Tunnel vision is only helpful when you
are sitting in the chair at the eye doctor's office. (By the way,
what do you call an eye-doctor? Is it optician, optometrist, or
ophthalmologist?)
Back on subject. The eye doctor or her
assistant instructs you to "Rest your chin here, close your left
eye and look straight through there."
That single focus can help get you the
right prescription lenses, if you need them, but this kind of one-way
view can be very limiting and costly in the real world. And the high
cost of tunnel vision is magnified a billion times over when we are
speaking of something as massive as the trillions-of-dollars mortgage
sector of the American economy. Yet until now, a tunnel-vision
approach is exactly what the treasury department and the Bush
administration has been trying to foist upon the American public.
"Give us $700 billion, or we're all going to hell in a hand
basket!"
But is there really no other way out of
this sticky, scary mess?
According to National Public Radio,
between economists and politicians who know what they are talking
about, a back-door infusion of money into these failing banks and
investment firms need not be our only option. We've got choices to
consider.
Alternative #1: Instead of sneaking the
money through the back door, the government can come boldly through
the front door and buy shares directly into the mortgage banks and
investment companies. This idea is being floated by Mr. Simon
Johnson, former chief economist at the IMF, and currently professor
at MIT. Mr. Johnson also recommends...
Alternative #2: The government should
lend money to the companies and use the distressed securities (the
mortgages) as collaterals for the loan. That way, the government is
not buying the bad mortgages directly. Treasury Secretary Paulson
criticizes this option as "The Japanese Plan", which
resulted in Japan's prolonged recession.
Alternative #3: Force the investment
banks to stop paying dividends. If they stop making investment
interest payments to their investors, they can build up capital
(piles of cash).
Alternative #4: For the the investment
companies at risk, the government can suspend capital gains taxes.

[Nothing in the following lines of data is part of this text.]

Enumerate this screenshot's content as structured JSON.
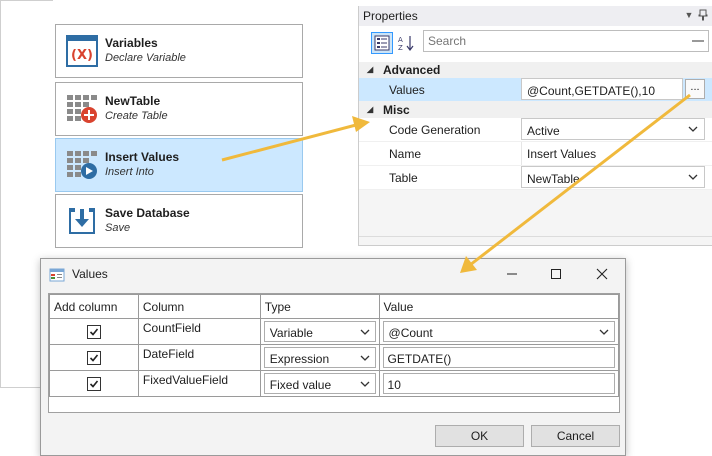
{
  "workflow": {
    "items": [
      {
        "name": "Variables",
        "subtitle": "Declare Variable",
        "icon": "variables-icon",
        "selected": false
      },
      {
        "name": "NewTable",
        "subtitle": "Create Table",
        "icon": "create-table-icon",
        "selected": false
      },
      {
        "name": "Insert Values",
        "subtitle": "Insert Into",
        "icon": "insert-into-icon",
        "selected": true
      },
      {
        "name": "Save Database",
        "subtitle": "Save",
        "icon": "save-database-icon",
        "selected": false
      }
    ]
  },
  "properties": {
    "title": "Properties",
    "search_placeholder": "Search",
    "categories": [
      {
        "label": "Advanced",
        "rows": [
          {
            "name": "Values",
            "value": "@Count,GETDATE(),10",
            "editor": "ellipsis",
            "ellipsis_label": "...",
            "selected": true
          }
        ]
      },
      {
        "label": "Misc",
        "rows": [
          {
            "name": "Code Generation",
            "value": "Active",
            "editor": "dropdown"
          },
          {
            "name": "Name",
            "value": "Insert Values",
            "editor": "text"
          },
          {
            "name": "Table",
            "value": "NewTable",
            "editor": "dropdown"
          }
        ]
      }
    ]
  },
  "dialog": {
    "title": "Values",
    "columns": [
      "Add column",
      "Column",
      "Type",
      "Value"
    ],
    "rows": [
      {
        "checked": true,
        "column": "CountField",
        "type": "Variable",
        "value": "@Count",
        "value_editor": "dropdown"
      },
      {
        "checked": true,
        "column": "DateField",
        "type": "Expression",
        "value": "GETDATE()",
        "value_editor": "text"
      },
      {
        "checked": true,
        "column": "FixedValueField",
        "type": "Fixed value",
        "value": "10",
        "value_editor": "text"
      }
    ],
    "ok_label": "OK",
    "cancel_label": "Cancel"
  },
  "colors": {
    "selection": "#cce8ff",
    "arrow": "#f0b93c",
    "icon_blue": "#2e6da4",
    "icon_red": "#d9432f"
  }
}
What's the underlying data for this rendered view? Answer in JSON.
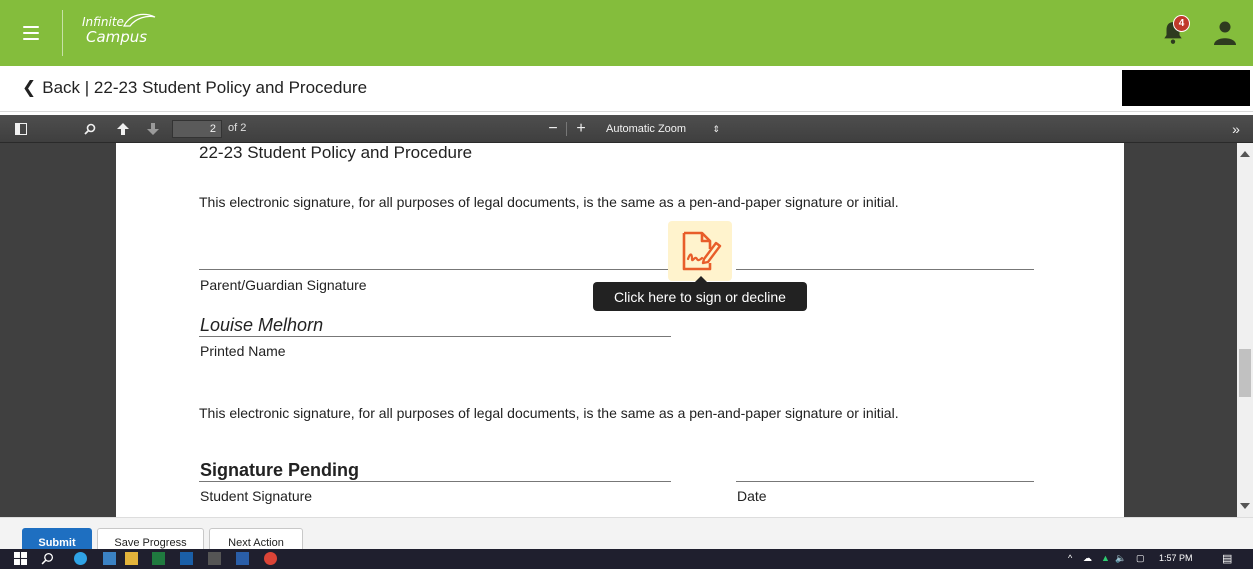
{
  "header": {
    "logo_line1": "Infinite",
    "logo_line2": "Campus",
    "notification_count": "4"
  },
  "subheader": {
    "back_label": "Back | 22-23 Student Policy and Procedure"
  },
  "pdf_toolbar": {
    "page_number": "2",
    "page_of": "of 2",
    "zoom_label": "Automatic Zoom"
  },
  "document": {
    "title": "22-23 Student Policy  and Procedure",
    "disclaimer_1": "This electronic signature, for all purposes of legal documents, is the same as a pen-and-paper signature or initial.",
    "parent_signature_label": "Parent/Guardian Signature",
    "printed_name_value": "Louise Melhorn",
    "printed_name_label": "Printed Name",
    "disclaimer_2": "This electronic signature, for all purposes of legal documents, is the same as a pen-and-paper signature or initial.",
    "student_signature_status": "Signature Pending",
    "student_signature_label": "Student Signature",
    "date_label": "Date",
    "sign_tooltip": "Click here to sign or decline"
  },
  "actions": {
    "submit": "Submit",
    "save_progress": "Save Progress",
    "next_action": "Next Action"
  },
  "taskbar": {
    "clock": "1:57 PM"
  },
  "colors": {
    "brand_green": "#84bd3c",
    "primary_blue": "#1e6fc1",
    "sign_orange": "#e85d2a",
    "badge_red": "#c0392b"
  }
}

Give those companies a break, a grace period, when they do not pay
taxes on the profit they make on the troubled investments and their
other assets. Yes, the government will lose those tax dollars, but
won't that be much less than the $700 billion bailout price tag?
Alternative #5: Instead of giving the
money to the companies, provide funds to help the millions of
homeowners facing foreclosures, due to the scammy NINJA loans. That
way, the mortgagees will be able to make their payments. After all,
it is these pending foreclosures that have wiped out the value of the
mortgage-backed assets.
Though the administration still has its
sight set on the expensive bailout, it's encouraging to see that some
alternatives are now part of the debate and discussion. Though each
alternative has its own set of pros and cons, each should be looked
at to see if even a combination of some or all elements from the
various alternatives can be used to solve this complex problem, so
that the final solution is fair to taxpayers, while making the
culprits carry some of the load for turning this thing around.